Este es el arranque del libro, el primer párrafo de la primera carta que nos promete una lectura fluida, sin complicaciones y sobre todo, sin pretensiones. Este es el tono informal que siempre mantiene Hanff a pesar, o bien por todo el tiempo que mantiene la relación epistolar, que dura veinte años. Llama la atención que tuviera que recurrir a un librero en Londres, cuando uno presume que en Nueva York siempre han existido esas monumentales librerías como la Barnes & Noble de Union Square, con sus cinco pisos de libros, o The Strand, con sus 28 kilómetros de anaqueles atiborrados de volúmenes. Pero si usted, a la par de Hanff, le da una hojeada a Yonqui, la vívida y cruda novela autobiográfica de William S. Burroughs, sabrá que la ciudad que nunca duerme es una ciudad que guarda muchos secretos, a cuales más tenebrosos.
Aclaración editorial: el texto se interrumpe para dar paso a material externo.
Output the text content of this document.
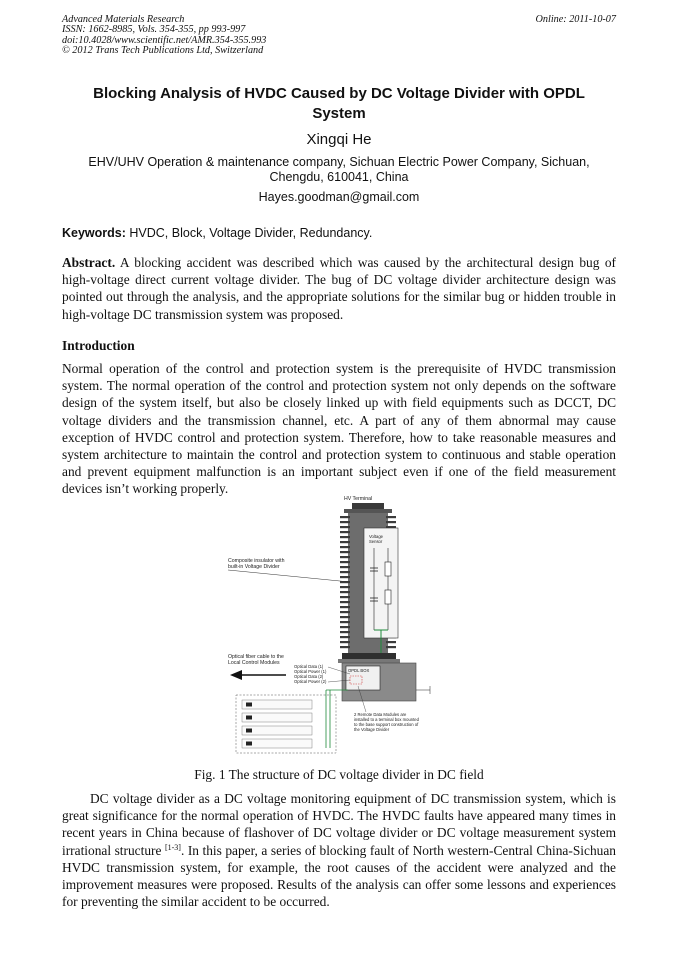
Advanced Materials Research
ISSN: 1662-8985, Vols. 354-355, pp 993-997
doi:10.4028/www.scientific.net/AMR.354-355.993
© 2012 Trans Tech Publications Ltd, Switzerland
Online: 2011-10-07
Blocking Analysis of HVDC Caused by DC Voltage Divider with OPDL
System
Xingqi He
EHV/UHV Operation & maintenance company, Sichuan Electric Power Company, Sichuan,
Chengdu, 610041, China
Hayes.goodman@gmail.com
Keywords: HVDC, Block, Voltage Divider, Redundancy.
Abstract. A blocking accident was described which was caused by the architectural design bug of high-voltage direct current voltage divider. The bug of DC voltage divider architecture design was pointed out through the analysis, and the appropriate solutions for the similar bug or hidden trouble in high-voltage DC transmission system was proposed.
Introduction
Normal operation of the control and protection system is the prerequisite of HVDC transmission system. The normal operation of the control and protection system not only depends on the software design of the system itself, but also be closely linked up with field equipments such as DCCT, DC voltage dividers and the transmission channel, etc. A part of any of them abnormal may cause exception of HVDC control and protection system. Therefore, how to take reasonable measures and system architecture to maintain the control and protection system to continuous and stable operation and prevent equipment malfunction is an important subject even if one of the field measurement devices isn’t working properly.
HV Terminal
Voltage
Sensor
Composite insulator with
built-in Voltage Divider
OPDL BOX
Optical Data (1)
Optical Power (1)
Optical Data (2)
Optical Power (2)
Optical fiber cable to the
Local Control Modules
2 Remote Data Modules are
installed to a terminal box mounted
to the base support construction of
the Voltage Divider
Fig. 1 The structure of DC voltage divider in DC field
DC voltage divider as a DC voltage monitoring equipment of DC transmission system, which is great significance for the normal operation of HVDC. The HVDC faults have appeared many times in recent years in China because of flashover of DC voltage divider or DC voltage measurement system irrational structure [1-3]. In this paper, a series of blocking fault of North western-Central China-Sichuan HVDC transmission system, for example, the root causes of the accident were analyzed and the improvement measures were proposed. Results of the analysis can offer some lessons and experiences for preventing the similar accident to be occurred.
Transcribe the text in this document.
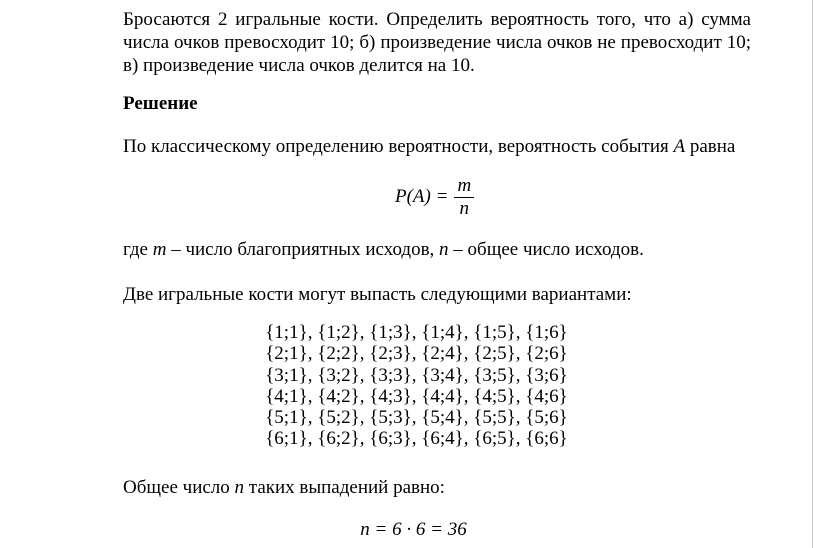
Бросаются 2 игральные кости. Определить вероятность того, что а) сумма числа очков превосходит 10; б) произведение числа очков не превосходит 10; в) произведение числа очков делится на 10.

Решение

По классическому определению вероятности, вероятность события A равна

$P(A) = \frac{m}{n}$

где m – число благоприятных исходов, n – общее число исходов.

Две игральные кости могут выпасть следующими вариантами:

{1;1}, {1;2}, {1;3}, {1;4}, {1;5}, {1;6}
{2;1}, {2;2}, {2;3}, {2;4}, {2;5}, {2;6}
{3;1}, {3;2}, {3;3}, {3;4}, {3;5}, {3;6}
{4;1}, {4;2}, {4;3}, {4;4}, {4;5}, {4;6}
{5;1}, {5;2}, {5;3}, {5;4}, {5;5}, {5;6}
{6;1}, {6;2}, {6;3}, {6;4}, {6;5}, {6;6}

Общее число n таких выпадений равно:

n = 6 · 6 = 36
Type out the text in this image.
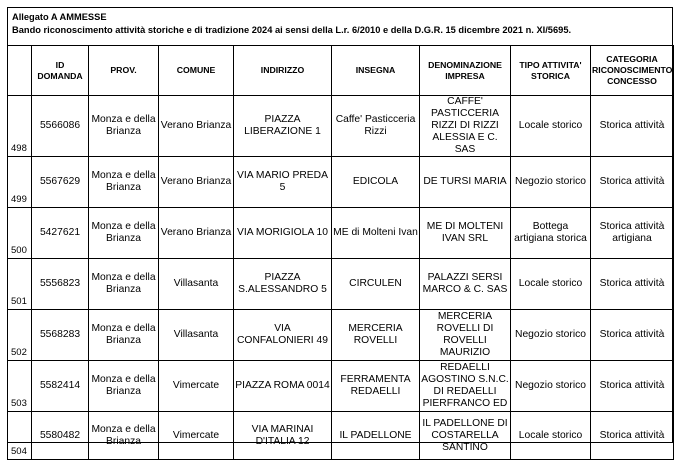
Allegato A AMMESSE
Bando riconoscimento attività storiche e di tradizione 2024 ai sensi della L.r. 6/2010 e della D.G.R. 15 dicembre 2021 n. XI/5695.
	ID DOMANDA	PROV.	COMUNE	INDIRIZZO	INSEGNA	DENOMINAZIONE IMPRESA	TIPO ATTIVITA' STORICA	CATEGORIA RICONOSCIMENTO CONCESSO
498	5566086	Monza e della Brianza	Verano Brianza	PIAZZA LIBERAZIONE 1	Caffe' Pasticceria Rizzi	CAFFE' PASTICCERIA RIZZI DI RIZZI ALESSIA E C. SAS	Locale storico	Storica attività
499	5567629	Monza e della Brianza	Verano Brianza	VIA MARIO PREDA 5	EDICOLA	DE TURSI MARIA	Negozio storico	Storica attività
500	5427621	Monza e della Brianza	Verano Brianza	VIA MORIGIOLA 10	ME di Molteni Ivan	ME DI MOLTENI IVAN SRL	Bottega artigiana storica	Storica attività artigiana
501	5556823	Monza e della Brianza	Villasanta	PIAZZA S.ALESSANDRO 5	CIRCULEN	PALAZZI SERSI MARCO & C. SAS	Locale storico	Storica attività
502	5568283	Monza e della Brianza	Villasanta	VIA CONFALONIERI 49	MERCERIA ROVELLI	MERCERIA ROVELLI DI ROVELLI MAURIZIO	Negozio storico	Storica attività
503	5582414	Monza e della Brianza	Vimercate	PIAZZA ROMA 0014	FERRAMENTA REDAELLI	REDAELLI AGOSTINO S.N.C. DI REDAELLI PIERFRANCO ED	Negozio storico	Storica attività
504	5580482	Monza e della Brianza	Vimercate	VIA MARINAI D'ITALIA 12	IL PADELLONE	IL PADELLONE DI COSTARELLA SANTINO	Locale storico	Storica attività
Pero aquí estamos hablando de un libro sonriente, de esos que lo dejan a uno con la sensación de haber pasado un muy buen rato con personas que nos caen bien, de las que cuando se van dejan un halo de buena vibra, como las macetas de cola de quetzal que tenía mi abuelita colgadas en el corredor de su casa, que rebozaban de verde, en una explosión de luz y hojas que llegaban hasta el piso.

 

«El Newman llegó hace ya casi una semana y ahora comienzo a recuperarme de la impresión. Lo tengo junto a mí todo el día, en mi mesa de trabajo, y de vez en cuando paro de escribir a máquina y alargo la mano para tocarlo. No porque sea una primera edición, sino porque jamás he visto un libro tan bello. Saberme su propietaria me inspira un vago sentimiento de culpabilidad…».

 

¿Lo ve? ¿No es acaso una maravilla? Es un libro para leer en voz alta, a la luz de las 3 de la tarde de un sábado en un balcón, si es que lo tiene. Si no, espere a que pase la covid-19 y lléveselo a un parque y deletréelo tumbado en la grama, o incluso, en los jardines de la UFM. Es un absoluto goce su lectura, que merece que destape una cerveza y se tumbe en un sofá a leerlo y releerlo. Es un canto de amor de una escritora extremadamente inteligente e interesante, y su comprensivo y poco exaltado librero.

 

«¿Tienes el Viaje a América de De Tocqueville? Alguien tomó prestado el mío, y no me lo ha devuelto. ¿Por qué será que personas a las que jamás se les pasaría por la imaginación robar nada encuentran perfectamente lícito robar libros?».

 

Sea feliz: lea a Hanff. Se lo merece.

 

[1] Ahora que recuerdo, El Escriba lo compré en la librería De El Pensativo, junto con un título de Oswaldo Soriano, Triste, solitario y final… que derrocha felicidad desde su portada.